3. - Quel danger y a-t-il aujourd'hui pour les habitants des régions sinistrées?

Y.B. Les recherches que nous avons effectuées ont montré que le plus grand danger est représenté par l'action des radionucléides incorporés dans l'organisme, en premier lieu du césium radioactif. Si nous ne mettons pas fin à ce processus, les conséquences peuvent être tragiques. C'est pourquoi un contrôle rigoureux de la présence du césium radioactif dans les produits alimentaires est indispensable. Cela concerne surtout les enfants, qui sont plus sensibles au césium radioactif. A ce propos la situation démographique me préoccupe beaucoup, car la mortalité de la population dans la province de Gomel dépasse la natalité de 1,6 fois. Je souligne que cela ne concerne pas seulement ni même avant tout les tumeurs malignes, mais aussi les altérations pathologiques des systèmes à métabolisme intense, comme le systèmes cardio-vasculaire, systèmes nerveux, immunitaire, endocrinien, urinaire, digestif et de reproduction.

Le césium-137 exerce son action défavorable avant tout sur le système énergétique des cellules fortement différenciées, ce qui provoque leur nécrose, ainsi que finalement, dans beaucoup de cas, la mort de tout l'organisme.

4. - Quel est le danger pour les futures générations?

Y.B. Compte tenu de l'action directe du césium radioactif sur les jeunes, sur la formation de leur système reproductif et sur les autres systèmes essentiels, ainsi que des modifications génétiques dans les cellules sexuelles, nous avons le devoir d'être inquiets pour la santé des futures générations.

5. - L'aide fournie à la République de Belarus pour la liquidation des conséquences de la catastrophe de la centrale atomique de Tchernobyl est-elle suffisante?

Y.B. Afin de pouvoir apprécier la valeur de cette aide il est nécessaire de déterminer la gravité du dommage causé à la santé des populations, suite à la catastrophe de Tchernobyl. Je pense que l'aide la plus importante doit être orientée sur la prévention des maladies qui peuvent surgir, que j'ai évoquées plus haut. Le problème de Tchernobyl est le problème du monde entier. Je pense que l'aide de la communauté mondiale est nécessaire pour la liquidation de ses conséquences.

6. - Vous venez de commencer à travailler à l'institut "Belrad". De quel appareillage aurez-vous besoin pour votre travail?

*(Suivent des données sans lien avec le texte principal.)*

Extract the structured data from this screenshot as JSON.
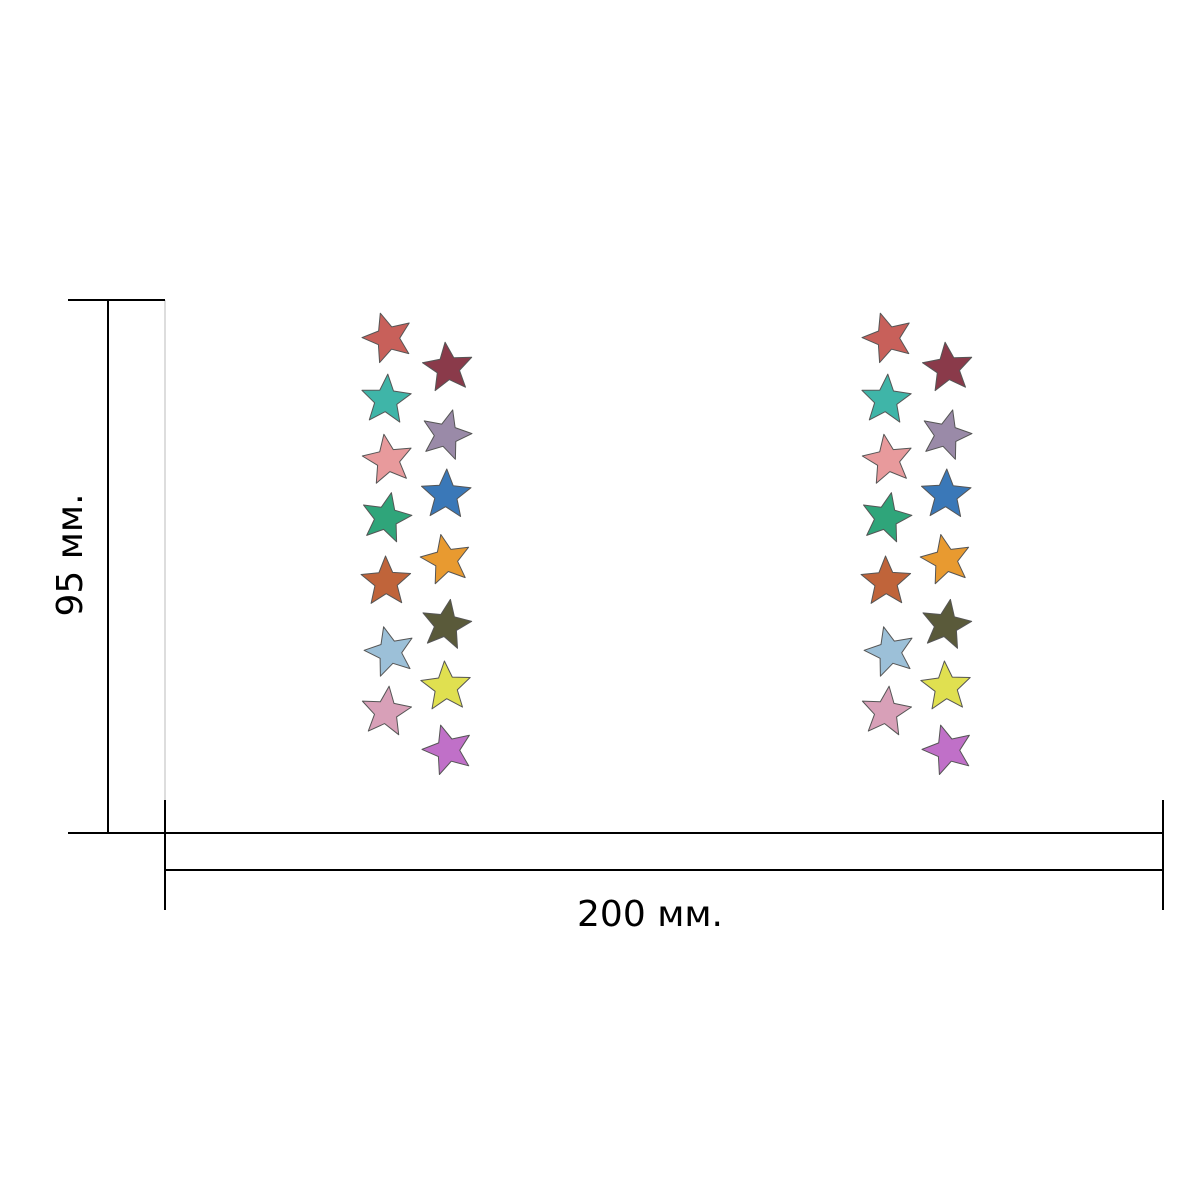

Y.B. Dans cet institut j'ai l'intention d'étudier les problèmes liés à l'action du césium radioactif sur la physiologie des systèmes et des organes vitaux. Je souhaite développer des méthodes de protection radiologique. Il est nécessaire pour cela de créer un laboratoire d'histopathologie, collaborer avec des groupes scientifiques pour mieux saisir les changements structrels-métaboliques des tissus et des cellules du corps humain et des animaux suite à l'incorporation du césium radioactif. Il faut en parallèle étudier les symptômes cliniques au niveau du système cardio-vasculaire chez les enfants qui vivent dans les territoire contaminés par des radionucléides. Je souhaite pour cela avoir le soutien et recevoir l'aide nécessaire qui puisse déboucher sur une étroite collaboration avec des scientifiques du monde entier. L'aide pourrait venir d'organisations sociales ou de bienfaisance, auxquelles le destin des personnes victimes de la radioactivité n'est pas indifférent, mais aussi de fondations scientifiques. Je voudrais espérer que le résultat de cette collaboration puisse permettre la création d'un Centre scientifique international de la pathologie des radiations, pour que de nombreux chercheurs, travaillant sur le problème de la protection des personnes contre l'action des rayonnements, puissent unir leurs efforts pour faire progresser nos connaissances.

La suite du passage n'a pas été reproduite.